O amor é líquido. Ele se conforma com as formas possíveis. Às vezes tem a forma plena de uma mar aberto. Às vezes cabe num guardanapo de lanchonete ou num vidrinho de perfume. Às vezes se presentifica somente nas ideias. Mas o amor é. Mesmo quando ele não pode ser, ele acaba sendo.

Diz Paulo, no livro que não finda, que o amor é paciente. Sim, o amor não tem pressa, ele pode esperar milênios, milênios no ar. Quem se afoba somos nós, súditos desobedientes que não compreendemos o seu tempo. Por causa disso, quase sempre estragamos tudo. O amor verde, antes do seu tempo, é duro. Não se conhece a textura na mordida da boca. Por vezes é amargo, mas não de si, mas amargo da língua aftosa e herpética de querências fora de tempo. Não dá para apressar o rio do amor: ele corre sozinho. Aprender a esperar o tempo do amor é um segredo para poucos felizardos. Uma pérola repousa por anos na ostra.

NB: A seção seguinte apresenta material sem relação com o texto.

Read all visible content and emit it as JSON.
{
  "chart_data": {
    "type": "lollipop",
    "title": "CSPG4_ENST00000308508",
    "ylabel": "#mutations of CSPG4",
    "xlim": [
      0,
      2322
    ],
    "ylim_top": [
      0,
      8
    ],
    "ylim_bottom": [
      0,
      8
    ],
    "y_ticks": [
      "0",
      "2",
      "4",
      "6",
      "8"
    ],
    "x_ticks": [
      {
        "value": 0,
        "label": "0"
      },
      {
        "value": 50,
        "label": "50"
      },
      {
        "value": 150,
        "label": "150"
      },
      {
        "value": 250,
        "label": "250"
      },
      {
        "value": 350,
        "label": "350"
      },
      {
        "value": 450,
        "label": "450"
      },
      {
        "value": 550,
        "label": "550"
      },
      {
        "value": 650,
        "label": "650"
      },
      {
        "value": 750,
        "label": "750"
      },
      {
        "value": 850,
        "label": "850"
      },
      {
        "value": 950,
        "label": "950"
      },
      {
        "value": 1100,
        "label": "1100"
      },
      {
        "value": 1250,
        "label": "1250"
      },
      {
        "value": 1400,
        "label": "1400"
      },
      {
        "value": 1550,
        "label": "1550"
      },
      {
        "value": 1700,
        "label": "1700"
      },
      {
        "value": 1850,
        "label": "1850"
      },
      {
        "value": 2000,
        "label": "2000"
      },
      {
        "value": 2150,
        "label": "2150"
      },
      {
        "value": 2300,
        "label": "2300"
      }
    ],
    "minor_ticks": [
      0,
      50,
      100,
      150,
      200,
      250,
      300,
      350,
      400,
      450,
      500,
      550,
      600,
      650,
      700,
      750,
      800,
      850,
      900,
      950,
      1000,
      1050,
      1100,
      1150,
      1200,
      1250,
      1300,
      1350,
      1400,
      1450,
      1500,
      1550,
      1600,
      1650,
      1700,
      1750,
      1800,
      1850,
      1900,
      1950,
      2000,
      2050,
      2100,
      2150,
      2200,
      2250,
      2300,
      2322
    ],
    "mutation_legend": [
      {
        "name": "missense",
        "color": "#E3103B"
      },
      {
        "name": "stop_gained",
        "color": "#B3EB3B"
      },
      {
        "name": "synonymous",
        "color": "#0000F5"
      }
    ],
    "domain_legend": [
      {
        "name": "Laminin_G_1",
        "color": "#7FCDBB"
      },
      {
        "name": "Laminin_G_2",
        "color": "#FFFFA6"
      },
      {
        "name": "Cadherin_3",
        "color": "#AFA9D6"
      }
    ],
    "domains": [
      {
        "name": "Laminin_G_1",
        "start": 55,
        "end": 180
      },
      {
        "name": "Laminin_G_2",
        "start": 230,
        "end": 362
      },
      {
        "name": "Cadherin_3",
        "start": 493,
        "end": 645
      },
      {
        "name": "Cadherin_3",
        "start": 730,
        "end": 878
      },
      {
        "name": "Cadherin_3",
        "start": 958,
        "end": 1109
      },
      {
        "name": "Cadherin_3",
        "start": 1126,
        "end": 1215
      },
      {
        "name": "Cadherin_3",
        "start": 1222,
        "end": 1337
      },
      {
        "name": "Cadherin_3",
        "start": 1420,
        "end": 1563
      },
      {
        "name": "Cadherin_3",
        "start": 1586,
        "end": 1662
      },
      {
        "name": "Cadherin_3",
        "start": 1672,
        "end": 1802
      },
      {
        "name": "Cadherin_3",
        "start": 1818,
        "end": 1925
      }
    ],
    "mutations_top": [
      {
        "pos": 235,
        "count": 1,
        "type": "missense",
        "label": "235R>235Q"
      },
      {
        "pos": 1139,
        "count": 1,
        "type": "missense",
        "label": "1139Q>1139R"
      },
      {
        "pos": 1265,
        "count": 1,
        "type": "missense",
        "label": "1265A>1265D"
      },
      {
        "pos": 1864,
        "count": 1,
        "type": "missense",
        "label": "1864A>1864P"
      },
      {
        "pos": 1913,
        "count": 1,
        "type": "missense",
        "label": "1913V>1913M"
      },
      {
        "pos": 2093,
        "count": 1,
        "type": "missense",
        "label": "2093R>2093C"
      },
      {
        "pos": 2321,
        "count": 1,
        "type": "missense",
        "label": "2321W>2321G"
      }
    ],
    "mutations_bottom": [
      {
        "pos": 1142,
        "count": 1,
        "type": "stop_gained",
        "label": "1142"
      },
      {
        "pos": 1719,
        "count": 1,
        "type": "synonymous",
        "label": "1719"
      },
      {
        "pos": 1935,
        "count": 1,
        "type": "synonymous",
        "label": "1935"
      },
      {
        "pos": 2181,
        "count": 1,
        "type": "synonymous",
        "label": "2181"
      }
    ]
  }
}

Se o amor é paciente e devemos nos espelhar nisso, onde guardar o amor que não pode ser? Depende da história. Uns guardam num fundo de armário. Outros, na posta-restante dos Correios, que andam ariscos demais, a propósito. Para quem não sabe o que é posta-restante: a gente pode pôr uma indicação no subscrito de uma carta quando quer significar que ela deve permanecer na repartição dos Correios até que seja reclamada pelo destinatário. A posta-restante é o lugar onde ficam tais cartas, as que restam. Assim, um amor sempre tem um remetente. Às vezes o destinatário não reclama o amor. Às vezes sequer sabe sobre ele. Porque não pode. Ou não quer. Para dar um F5 no texto, podemos dizer que hoje se guarda em e-mails nas caixas de rascunhos, em SMSs no draft, em tweets soltos na timeline, em cutucões reticentes no Facebook, em posts a postos para serem publicados, só esperando a coragem. Essas são versões modernas e descafeinadas do amor. Todos lugares mais modernos de se guardar um amor quando seu tempo não chegou ainda. Ou quando não pode chegar.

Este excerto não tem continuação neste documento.